Even if the social media market newcomers may be experiencing some turbulence, established and profitable US technology names are proving resilient and that has to be good for marketing communications (marcom) group Next Fifteen Communications (NFC:AIM), which has a large client roster stateside including Google (GOOG:NDQ). A better-than-expected second-half trading update on 5 August, despite sterling strength, underlined the momentum currently being experienced on the other side of the Atlantic from where the group derives more than half of its revenues (55% in 2013).
Next Fifteen is not the only small-cap marcom to be enjoying exciting growth in the US technology space, with Mission Marketing’s (TMMG:AIM) star agency April-Six on a tear, underlined by the 4 August purchase of Proof Communications. Proof’s global technology public relations experience will be used to support April-Six, which in October opened an office in San Francisco, with a client list including Microsoft (MSFT:NDQ), Thomson Reuters (TRI:NYSE) and Cisco (CSCO:NDQ).
In addition to a strong performance from its technology-focussed agencies, The Outcast Agency and Text 100, there is also the potential for Next’s UK-focussed units, Lexis and Bite UK, to recover after a difficult first half following a number of client losses. The second-half trading update revealed ‘an improvement in the performance of the UK’ following quite a sticky first-half when revenues declined by 4.5%, in marked contrast to a 17% first-half increase in US sales, equivalent to 13% on an organic basis.
This year’s acquisitions - its Agent3 subsidiary acquired Continuous Insight in February hot on the heels of January’s purchase of a majority stake in digital marketing group Republic Publishing - have been small bolt-on deals, which is encouraging given that the marcom sector has a chequered history of overpaying for ‘transformational’ acquisitions.
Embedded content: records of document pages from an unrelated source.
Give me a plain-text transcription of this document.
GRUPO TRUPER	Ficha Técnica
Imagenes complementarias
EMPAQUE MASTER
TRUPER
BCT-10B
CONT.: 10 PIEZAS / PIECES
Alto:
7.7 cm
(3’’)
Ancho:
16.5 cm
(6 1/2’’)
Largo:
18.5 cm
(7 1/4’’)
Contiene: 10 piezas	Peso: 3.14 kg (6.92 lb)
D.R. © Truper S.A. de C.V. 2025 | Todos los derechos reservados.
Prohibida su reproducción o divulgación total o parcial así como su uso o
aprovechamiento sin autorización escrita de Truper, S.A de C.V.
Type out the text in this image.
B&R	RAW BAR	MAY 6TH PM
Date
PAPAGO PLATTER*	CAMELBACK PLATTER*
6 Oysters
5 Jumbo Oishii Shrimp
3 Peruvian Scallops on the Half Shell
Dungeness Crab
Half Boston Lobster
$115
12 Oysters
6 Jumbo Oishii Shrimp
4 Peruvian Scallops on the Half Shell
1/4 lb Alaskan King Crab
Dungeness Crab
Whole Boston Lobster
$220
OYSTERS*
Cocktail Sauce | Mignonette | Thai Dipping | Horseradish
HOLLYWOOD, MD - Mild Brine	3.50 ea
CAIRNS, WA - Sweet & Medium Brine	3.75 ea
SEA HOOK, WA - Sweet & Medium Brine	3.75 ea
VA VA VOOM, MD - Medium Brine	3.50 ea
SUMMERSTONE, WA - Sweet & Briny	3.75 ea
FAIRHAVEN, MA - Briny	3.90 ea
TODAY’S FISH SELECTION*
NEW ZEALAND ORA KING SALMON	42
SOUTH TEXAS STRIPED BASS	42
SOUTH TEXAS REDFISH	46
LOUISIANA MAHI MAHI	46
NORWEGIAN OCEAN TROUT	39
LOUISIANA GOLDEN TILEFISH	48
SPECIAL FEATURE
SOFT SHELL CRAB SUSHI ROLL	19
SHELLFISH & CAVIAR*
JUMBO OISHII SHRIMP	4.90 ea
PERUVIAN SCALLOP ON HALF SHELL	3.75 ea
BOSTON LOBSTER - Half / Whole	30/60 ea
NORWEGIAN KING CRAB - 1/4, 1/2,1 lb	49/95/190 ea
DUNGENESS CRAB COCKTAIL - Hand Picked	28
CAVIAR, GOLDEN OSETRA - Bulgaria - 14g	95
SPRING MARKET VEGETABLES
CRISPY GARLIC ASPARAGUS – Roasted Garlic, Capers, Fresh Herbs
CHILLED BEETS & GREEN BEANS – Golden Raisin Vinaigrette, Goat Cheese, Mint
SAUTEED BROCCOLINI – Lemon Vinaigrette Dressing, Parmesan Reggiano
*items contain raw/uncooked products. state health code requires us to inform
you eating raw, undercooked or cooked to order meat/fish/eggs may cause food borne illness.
The company also shares the characteristic with Mission of being cheap. Both are carrying borrowings, but the gearing ratios were a respective 13.5% and 16.5% at their respective 1 January 2014 and 31 December 2013 year ends. This is nowhere near the level of indebtedness that has got larger peer Huntsworth (HNT) into trouble. Next trades at a slight premium to Mission, on a prospective price to earnings ratio of 11.3, based on forecasts to July 2015, while its peer’s multiple is 9.6-times this year’s consensus call for EPS of 5.1p. Both, should arguably trade on mid-teens multiples.